“Public Good” provision in copyright legislation is the most talked about aspect in copyright scholarship and most neglected one in actual legislations. Copyright experts claim that “public good” provision, i.e. the general public’s access to the artifacts of knowledge and information is much more crucial for the creation of informed citizenry and facilitation of public education and welfare than the educators’ conditional access to epistemological artifacts provided by the ‘fair use’ provisions of existing copyright legislations. Existing copyright legislations, they argue, are the tools of capitalists constructed for the control and pursuit of wealth. Driven by ideology of individualism and a romantic notion of authorship, existing copyright laws are gate-keeping knowledge and information at the interest of a few while depriving the general public (primarily the poor ones from developing and underdeveloped countries) of information, knowledge, and entertainment.

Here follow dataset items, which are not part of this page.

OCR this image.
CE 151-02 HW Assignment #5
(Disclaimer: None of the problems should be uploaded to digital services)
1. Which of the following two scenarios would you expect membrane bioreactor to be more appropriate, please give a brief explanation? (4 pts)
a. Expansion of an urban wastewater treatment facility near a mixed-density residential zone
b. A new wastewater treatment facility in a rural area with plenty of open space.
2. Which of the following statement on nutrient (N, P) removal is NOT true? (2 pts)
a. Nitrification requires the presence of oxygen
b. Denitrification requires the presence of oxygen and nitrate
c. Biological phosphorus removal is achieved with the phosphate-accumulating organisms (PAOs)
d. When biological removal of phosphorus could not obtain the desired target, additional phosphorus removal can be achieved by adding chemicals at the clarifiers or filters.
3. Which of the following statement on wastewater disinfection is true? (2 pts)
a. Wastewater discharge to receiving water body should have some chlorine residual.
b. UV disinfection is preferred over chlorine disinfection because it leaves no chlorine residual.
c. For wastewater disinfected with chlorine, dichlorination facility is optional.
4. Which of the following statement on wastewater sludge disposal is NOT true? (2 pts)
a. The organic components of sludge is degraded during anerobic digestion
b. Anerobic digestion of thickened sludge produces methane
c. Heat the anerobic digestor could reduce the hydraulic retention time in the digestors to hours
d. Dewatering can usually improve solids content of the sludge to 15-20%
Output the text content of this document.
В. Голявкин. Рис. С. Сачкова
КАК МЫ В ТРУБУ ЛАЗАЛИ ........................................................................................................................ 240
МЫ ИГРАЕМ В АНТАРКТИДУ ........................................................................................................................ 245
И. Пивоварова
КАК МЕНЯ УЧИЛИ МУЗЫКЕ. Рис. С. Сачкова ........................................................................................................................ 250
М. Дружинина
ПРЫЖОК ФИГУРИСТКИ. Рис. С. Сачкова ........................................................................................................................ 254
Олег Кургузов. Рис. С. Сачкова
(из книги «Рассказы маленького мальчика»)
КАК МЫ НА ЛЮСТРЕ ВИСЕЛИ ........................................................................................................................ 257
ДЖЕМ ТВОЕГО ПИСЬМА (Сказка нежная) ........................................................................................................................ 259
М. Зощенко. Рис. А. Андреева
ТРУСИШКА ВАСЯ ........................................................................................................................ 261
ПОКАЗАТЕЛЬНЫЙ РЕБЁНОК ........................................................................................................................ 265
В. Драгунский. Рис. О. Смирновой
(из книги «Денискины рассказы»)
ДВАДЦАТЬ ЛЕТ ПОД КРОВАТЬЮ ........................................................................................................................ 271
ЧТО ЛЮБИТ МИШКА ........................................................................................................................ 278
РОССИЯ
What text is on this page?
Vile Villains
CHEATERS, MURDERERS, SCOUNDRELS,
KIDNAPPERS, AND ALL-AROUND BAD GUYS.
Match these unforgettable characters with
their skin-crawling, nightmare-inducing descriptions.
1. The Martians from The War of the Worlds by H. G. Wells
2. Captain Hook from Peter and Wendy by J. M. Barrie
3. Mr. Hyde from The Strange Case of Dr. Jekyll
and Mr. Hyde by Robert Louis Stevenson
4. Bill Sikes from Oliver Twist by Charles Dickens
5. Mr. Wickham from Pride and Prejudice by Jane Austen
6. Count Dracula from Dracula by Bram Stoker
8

In short, while the experts and public are advocating for a porous, flexible, and liberal copyright code, the copyright holders are pressing constantly for more insular/stricter laws.

Against this complex scenario, I conducted a survey of “public good” provisions in the domestic copyright legislations of four different countries: the USA, India, Sri Lanka and Nepal. My central question in the survey was whether the “public good” provisions vary across the countries by their development status, with the US as a developed country and the other three as developing ones. The Berne Convention and other international treaties on copyright provide little space exclusively for developing and underdeveloped countries to include the clauses related to “public good” in their copyright legislations while the same privilege in a way is denied to developed countries. Have the developing/underdeveloped countries taken advantage of that provision and therefore have more “public good” provisions compared to the developed ones?

To determine the degree of “public good” across legislations, in my presentation,  I look at certain sections of the legislations like “Terms of Copyright”, “Fair Use” or “Limitations and Exceptions”, “Scope of Copyright”, “Offences and Penalties” and “Works Protected” where legislators could potentially allow general public access to artifacts of knowledge and information, thereby facilitating/generating “public good”. The more flexible these provisions, the more access of general public to knowledge and information and therefore more “public good”. Grounding my survey against a small corpus of recent scholarship on copyright that calls for free flow of information and public good provisions in legislations, I examine relevant legislations of all four countries in relation to one another. My study indicates that “public good” is the most ignored aspect in copyright legislations of all four countries irrespective of their development status. The differences in the provisions –be it copyright term or fair use—across countries are very negligible. In fact, none of the developing countries utilizes the space for “public good” provided by Berne Convention and other international treaties. Though Nepal and Sri Lanka have little flexible provisions which could promote “public good” to some extent, copyright legislations of these countries, in fact, are not much different from that of the USA. Computer software protection in India, for instance, is stricter than that even in the USA. Overall, the copyright laws in all four countries, as claimed by the copyright experts, appear to be the mechanisms instituted for gate-keeping knowledge and information. They are the constructs of those whose works have already been published or of corporate giants who have taken control of publication industries and want to make money by limiting public access to knowledge works and information.